Francia, la voglia di cambiare pur di cambiare

Al di là della vittoria al primo turno del presidente uscente, i risultati evidenziano un desiderio di mutare rotta. Ma da cosa a cosa? Verso dove? Nulla è meno chiaro…
Ap

La democrazia francese è considerata una delle più “mature” d’Europa. Frutto di una cultura libera, liberale e libertaria (a dosi modificabili a seconda delle epoche e dei leader), patisce la gravissima crisi di valori di base che sta invadendo tutto il Vecchio continente dopo la caduta del Muro di Berlino (non è solo la Russia ad essere entrata in crisi!), in una fase delicata del suo sviluppo, tra drammatiche crisi anagrafiche e belliche, in una forte incertezza politica e spirituale.

L’eclissi del pensiero giudeo-cristiano che ha sostanzialmente costruito l’Europa seppur col contributo di altre culture minoritarie − perché di eclissi si tratta, senza che un sostituto sia autorevolmente emerso −, cerca di nutrirsi di una cultura dei diritti umani (da quelli dei disabili a quelli degli animali, degli lgbt come dei no vax) piuttosto che di una cultura dei doveri (della solidarietà sociale in testa, dei partiti rappresentativi, di un’economia non solo legata al profitto…); ma tale cultura dei diritti da sola non può e non potrebbe sostenere una società.

(AP Photo/Francois Mori)

Così, nonostante gli sforzi titanici fatti da tanti, spesso in perfetta sincerità di motivazioni, la complessiva potenza culturale europea perde colpi dinanzi ai giganti cinese, indiano, africano e sudamericano.

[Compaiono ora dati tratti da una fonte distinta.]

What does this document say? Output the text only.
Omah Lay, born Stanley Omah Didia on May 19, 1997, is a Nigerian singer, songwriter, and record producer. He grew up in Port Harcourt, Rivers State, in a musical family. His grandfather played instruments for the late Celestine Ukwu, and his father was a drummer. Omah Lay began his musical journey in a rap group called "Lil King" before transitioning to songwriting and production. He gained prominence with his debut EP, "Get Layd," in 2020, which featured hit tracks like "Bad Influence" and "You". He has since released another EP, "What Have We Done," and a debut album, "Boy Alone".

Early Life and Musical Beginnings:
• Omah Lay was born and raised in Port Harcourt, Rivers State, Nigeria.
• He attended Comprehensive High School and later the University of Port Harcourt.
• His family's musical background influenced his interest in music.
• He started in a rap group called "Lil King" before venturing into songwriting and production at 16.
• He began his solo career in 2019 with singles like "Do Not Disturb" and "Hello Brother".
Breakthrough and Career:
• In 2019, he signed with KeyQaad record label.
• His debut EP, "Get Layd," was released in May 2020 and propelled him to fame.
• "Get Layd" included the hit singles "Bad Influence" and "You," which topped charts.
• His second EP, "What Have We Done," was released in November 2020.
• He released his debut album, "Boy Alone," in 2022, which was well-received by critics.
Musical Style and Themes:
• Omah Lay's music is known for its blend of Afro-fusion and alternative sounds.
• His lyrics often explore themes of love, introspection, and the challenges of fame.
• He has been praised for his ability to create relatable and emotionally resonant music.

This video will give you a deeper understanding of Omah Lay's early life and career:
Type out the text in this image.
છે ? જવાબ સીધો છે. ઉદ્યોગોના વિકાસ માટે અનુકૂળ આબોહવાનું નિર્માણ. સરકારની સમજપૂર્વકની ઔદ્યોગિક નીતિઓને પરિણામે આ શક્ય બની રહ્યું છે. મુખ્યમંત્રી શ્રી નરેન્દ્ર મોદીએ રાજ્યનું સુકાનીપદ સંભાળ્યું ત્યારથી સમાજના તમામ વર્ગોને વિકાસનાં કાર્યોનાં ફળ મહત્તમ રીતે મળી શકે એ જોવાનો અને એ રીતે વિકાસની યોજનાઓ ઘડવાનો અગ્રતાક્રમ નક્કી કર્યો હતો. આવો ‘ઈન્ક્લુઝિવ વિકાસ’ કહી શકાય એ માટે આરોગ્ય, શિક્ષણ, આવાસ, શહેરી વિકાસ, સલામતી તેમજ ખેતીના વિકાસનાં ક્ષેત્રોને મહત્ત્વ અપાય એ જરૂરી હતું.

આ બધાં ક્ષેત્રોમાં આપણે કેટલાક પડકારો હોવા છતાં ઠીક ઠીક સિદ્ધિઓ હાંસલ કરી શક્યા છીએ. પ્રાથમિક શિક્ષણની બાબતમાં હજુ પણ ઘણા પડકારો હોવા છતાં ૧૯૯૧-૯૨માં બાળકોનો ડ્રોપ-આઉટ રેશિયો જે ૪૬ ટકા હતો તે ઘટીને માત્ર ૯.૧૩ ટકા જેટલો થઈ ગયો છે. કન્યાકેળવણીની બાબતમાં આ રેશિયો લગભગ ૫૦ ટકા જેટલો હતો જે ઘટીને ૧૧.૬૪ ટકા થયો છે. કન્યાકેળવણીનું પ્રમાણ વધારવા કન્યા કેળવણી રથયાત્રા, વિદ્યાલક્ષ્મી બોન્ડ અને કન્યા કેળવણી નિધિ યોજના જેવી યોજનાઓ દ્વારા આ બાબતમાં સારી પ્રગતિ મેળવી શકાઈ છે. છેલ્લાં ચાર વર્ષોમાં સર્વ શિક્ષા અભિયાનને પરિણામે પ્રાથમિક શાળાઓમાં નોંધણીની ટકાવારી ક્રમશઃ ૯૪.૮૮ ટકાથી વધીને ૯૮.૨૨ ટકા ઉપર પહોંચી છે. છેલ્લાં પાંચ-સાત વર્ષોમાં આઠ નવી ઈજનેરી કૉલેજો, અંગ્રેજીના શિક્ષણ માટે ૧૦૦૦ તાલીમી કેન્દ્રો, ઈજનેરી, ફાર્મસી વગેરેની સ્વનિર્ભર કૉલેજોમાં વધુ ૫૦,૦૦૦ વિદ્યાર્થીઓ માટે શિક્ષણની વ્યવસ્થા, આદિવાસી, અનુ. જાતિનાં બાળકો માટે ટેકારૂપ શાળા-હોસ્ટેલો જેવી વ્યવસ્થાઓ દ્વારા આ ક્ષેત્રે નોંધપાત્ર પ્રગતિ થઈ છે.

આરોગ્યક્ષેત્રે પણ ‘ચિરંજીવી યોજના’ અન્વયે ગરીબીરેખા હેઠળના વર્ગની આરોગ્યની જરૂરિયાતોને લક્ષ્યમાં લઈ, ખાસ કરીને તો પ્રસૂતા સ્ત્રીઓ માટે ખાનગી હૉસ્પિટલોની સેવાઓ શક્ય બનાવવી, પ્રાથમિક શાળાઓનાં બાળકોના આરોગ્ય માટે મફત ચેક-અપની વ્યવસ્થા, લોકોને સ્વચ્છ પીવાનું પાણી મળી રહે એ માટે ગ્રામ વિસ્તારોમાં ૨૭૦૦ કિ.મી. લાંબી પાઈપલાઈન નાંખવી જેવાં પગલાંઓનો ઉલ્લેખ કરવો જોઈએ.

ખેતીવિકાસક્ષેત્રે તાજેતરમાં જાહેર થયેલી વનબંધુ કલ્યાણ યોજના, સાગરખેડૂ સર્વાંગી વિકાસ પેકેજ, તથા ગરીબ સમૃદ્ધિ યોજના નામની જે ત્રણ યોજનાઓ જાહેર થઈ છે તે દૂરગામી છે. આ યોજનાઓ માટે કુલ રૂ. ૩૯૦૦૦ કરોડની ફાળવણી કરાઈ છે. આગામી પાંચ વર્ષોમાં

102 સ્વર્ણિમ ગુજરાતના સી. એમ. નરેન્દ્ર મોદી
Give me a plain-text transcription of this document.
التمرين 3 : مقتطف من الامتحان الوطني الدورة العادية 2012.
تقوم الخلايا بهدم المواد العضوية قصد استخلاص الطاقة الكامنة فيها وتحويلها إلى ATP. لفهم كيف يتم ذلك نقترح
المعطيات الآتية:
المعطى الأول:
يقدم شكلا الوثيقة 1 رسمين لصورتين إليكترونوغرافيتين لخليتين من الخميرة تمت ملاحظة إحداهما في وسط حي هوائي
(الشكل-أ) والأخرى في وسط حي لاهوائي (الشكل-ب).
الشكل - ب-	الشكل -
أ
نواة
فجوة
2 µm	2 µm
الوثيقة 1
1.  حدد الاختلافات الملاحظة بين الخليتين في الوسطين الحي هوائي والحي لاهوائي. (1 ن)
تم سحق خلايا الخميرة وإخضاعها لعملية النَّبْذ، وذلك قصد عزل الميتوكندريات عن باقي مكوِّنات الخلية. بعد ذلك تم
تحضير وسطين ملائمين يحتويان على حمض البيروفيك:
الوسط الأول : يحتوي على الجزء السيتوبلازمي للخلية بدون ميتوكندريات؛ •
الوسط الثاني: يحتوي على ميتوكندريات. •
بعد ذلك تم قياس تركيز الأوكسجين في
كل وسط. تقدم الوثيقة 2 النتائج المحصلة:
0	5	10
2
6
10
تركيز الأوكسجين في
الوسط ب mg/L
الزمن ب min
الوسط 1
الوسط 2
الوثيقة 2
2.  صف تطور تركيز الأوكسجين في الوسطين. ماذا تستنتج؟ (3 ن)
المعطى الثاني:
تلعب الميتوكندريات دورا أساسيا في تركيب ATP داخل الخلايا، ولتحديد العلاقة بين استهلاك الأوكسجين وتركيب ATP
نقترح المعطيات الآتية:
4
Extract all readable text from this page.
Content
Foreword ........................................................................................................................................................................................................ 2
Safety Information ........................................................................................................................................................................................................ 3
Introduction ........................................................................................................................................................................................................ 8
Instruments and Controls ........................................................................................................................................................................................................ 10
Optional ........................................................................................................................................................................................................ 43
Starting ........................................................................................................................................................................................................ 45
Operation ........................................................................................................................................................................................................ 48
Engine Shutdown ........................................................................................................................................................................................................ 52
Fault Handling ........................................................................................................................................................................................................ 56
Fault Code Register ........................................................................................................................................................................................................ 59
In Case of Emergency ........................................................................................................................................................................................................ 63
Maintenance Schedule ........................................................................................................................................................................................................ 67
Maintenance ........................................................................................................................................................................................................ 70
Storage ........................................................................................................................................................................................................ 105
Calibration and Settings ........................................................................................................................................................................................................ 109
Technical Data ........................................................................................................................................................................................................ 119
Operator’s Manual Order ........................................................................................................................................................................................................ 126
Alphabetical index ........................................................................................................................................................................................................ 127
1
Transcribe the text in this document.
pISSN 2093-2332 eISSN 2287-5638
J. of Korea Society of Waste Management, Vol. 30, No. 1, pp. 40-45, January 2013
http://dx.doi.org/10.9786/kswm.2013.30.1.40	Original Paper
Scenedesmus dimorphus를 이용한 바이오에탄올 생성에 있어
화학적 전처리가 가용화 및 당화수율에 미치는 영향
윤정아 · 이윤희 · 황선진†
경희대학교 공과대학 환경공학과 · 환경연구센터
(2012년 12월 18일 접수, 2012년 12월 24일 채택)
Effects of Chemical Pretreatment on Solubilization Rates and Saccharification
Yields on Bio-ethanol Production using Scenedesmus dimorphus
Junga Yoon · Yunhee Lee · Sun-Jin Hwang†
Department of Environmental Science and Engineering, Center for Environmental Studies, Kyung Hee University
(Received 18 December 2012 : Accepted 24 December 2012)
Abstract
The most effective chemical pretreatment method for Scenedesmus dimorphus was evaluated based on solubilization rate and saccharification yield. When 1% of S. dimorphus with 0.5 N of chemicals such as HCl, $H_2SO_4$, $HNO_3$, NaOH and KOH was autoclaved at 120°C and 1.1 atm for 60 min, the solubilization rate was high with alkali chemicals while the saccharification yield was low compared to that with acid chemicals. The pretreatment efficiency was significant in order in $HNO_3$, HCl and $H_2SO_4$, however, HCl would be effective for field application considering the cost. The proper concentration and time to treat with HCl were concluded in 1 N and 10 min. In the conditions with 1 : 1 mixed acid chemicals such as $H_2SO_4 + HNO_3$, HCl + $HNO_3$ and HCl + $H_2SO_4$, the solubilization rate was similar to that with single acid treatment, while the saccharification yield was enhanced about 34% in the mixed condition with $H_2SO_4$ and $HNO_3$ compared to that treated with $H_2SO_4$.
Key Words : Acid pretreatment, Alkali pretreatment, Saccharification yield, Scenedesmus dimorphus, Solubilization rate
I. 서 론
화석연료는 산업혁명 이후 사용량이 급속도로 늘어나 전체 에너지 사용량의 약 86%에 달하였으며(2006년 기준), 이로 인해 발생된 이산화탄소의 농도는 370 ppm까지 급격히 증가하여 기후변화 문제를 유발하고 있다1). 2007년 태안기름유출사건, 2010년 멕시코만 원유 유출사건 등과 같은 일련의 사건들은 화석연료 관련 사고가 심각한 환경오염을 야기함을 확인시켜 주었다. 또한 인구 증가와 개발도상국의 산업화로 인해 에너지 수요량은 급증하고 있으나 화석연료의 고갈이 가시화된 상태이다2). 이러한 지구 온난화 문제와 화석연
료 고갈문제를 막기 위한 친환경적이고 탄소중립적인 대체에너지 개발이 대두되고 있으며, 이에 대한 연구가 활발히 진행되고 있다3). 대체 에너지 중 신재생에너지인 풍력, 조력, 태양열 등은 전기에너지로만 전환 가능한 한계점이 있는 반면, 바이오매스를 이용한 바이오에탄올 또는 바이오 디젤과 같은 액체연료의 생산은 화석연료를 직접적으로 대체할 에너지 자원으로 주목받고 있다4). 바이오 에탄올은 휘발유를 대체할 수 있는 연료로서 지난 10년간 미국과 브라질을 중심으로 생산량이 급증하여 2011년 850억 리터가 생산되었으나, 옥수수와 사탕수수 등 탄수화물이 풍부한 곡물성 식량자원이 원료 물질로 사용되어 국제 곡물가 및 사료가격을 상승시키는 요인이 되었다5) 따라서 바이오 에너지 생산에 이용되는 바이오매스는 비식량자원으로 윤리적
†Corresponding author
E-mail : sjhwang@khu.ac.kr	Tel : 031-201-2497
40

In effetti, non si avanza senza idee forti che permettano la coesione della società.

Ed ecco allora lo sbriciolamento del panorama politico, con la crisi epocale del Partito socialista e della tradizione gaullista, mentre emergono le estreme, quella di destra del duo Le Pen-Zammour e la sinistra del visionario Mélenchon. In mezzo sta Macron, che non si capisce bene se sia gaullista o piuttosto giscardiano, di destra o di sinistra, se sia vicino al popolo o ai poteri forti, se abbia reali valori (cristiani) o meno.

Emmanuel Macron sembra in ogni caso aver sposato un europeismo convinto in salsa vagamente merkeliana più che gaullista, sperando che tale movimento si riveli un valore in sé capace di sostenere un Paese potente come la Francia, un Paese che, lo ricordiamo, ha il diritto di veto all’Onu, possiede la bomba atomica e un residuo di tradizioni imperiali. Con alterna fortuna, va detto: l’Europa è stata in effetti la salvezza dei popoli europei durante la pandemia, ma ora a fatica cerca di restare unita nella grave crisi ucraina, mentre al suo interno i fattori disgreganti non sono certo stati messi a tacere, come indicano i risultati delle prime elezioni, quelle ungheresi con la debordante vittoria del premier Orban e, appunto, quelle francesi.

Fonte: Ap

I risultati sono ormai quelli veri, e non più quelli dei sondaggi: Macron ha quattro punti più della Le Pen, la quale passerà al secondo turno per la terza volta consecutiva, dopo che non pochi sondaggi la davano ancora più su, cioè testa a testa con il presidente uscente già nel primo turno, cosa poi smentita dai fatti. Dietro di loro, solo Mélenchon, leader della sinistra con qualche residuo utopista, si è fatto sentire, due punti appena dietro Marine. Il resto è un ammasso di cadaveri delle formazioni e dei campi tradizionalmente vincenti, e ora ridotti a figuranti di poco peso.

Fa impressione, leggendo i risultati, costatare la “schizofrenia” della politica francese, che in provincia vede i partiti tradizionali ancora saldamente in possesso dei comuni, dei département (le province) e delle regioni, mentre a livello nazionale tali formazioni politiche sono ridotte al lumicino, ombra delle grandi corazzate del passato.

Che succederà al secondo turno? Macron certamente non raccoglierà il 66 per cento dei consensi del 2017, ma probabilmente ce la farà a rimanere all’Eliseo, visto che Mélenchon non lo ha investito della sua successione nel cuore dei suoi votanti, ma almeno ha detto che «nessun voto passerà alla destra». I sondaggi dicono, però, che un elettore su cinque dei votanti di Mélenchon voterà la Le Pen. La quale potrà contare sui voti di Zemmour, un buon 7 per cento. Il che vorrà probabilmente dire che Macron vincerà solo di tre o quattro punti la battaglia elettorale. A meno che la voglia di cambiare pur di cambiare abbia la meglio sulla paura dell’avvenire guidati da una ex-estremista di destra che si è rifatta il look coi selfie e le foto dei suoi gatti.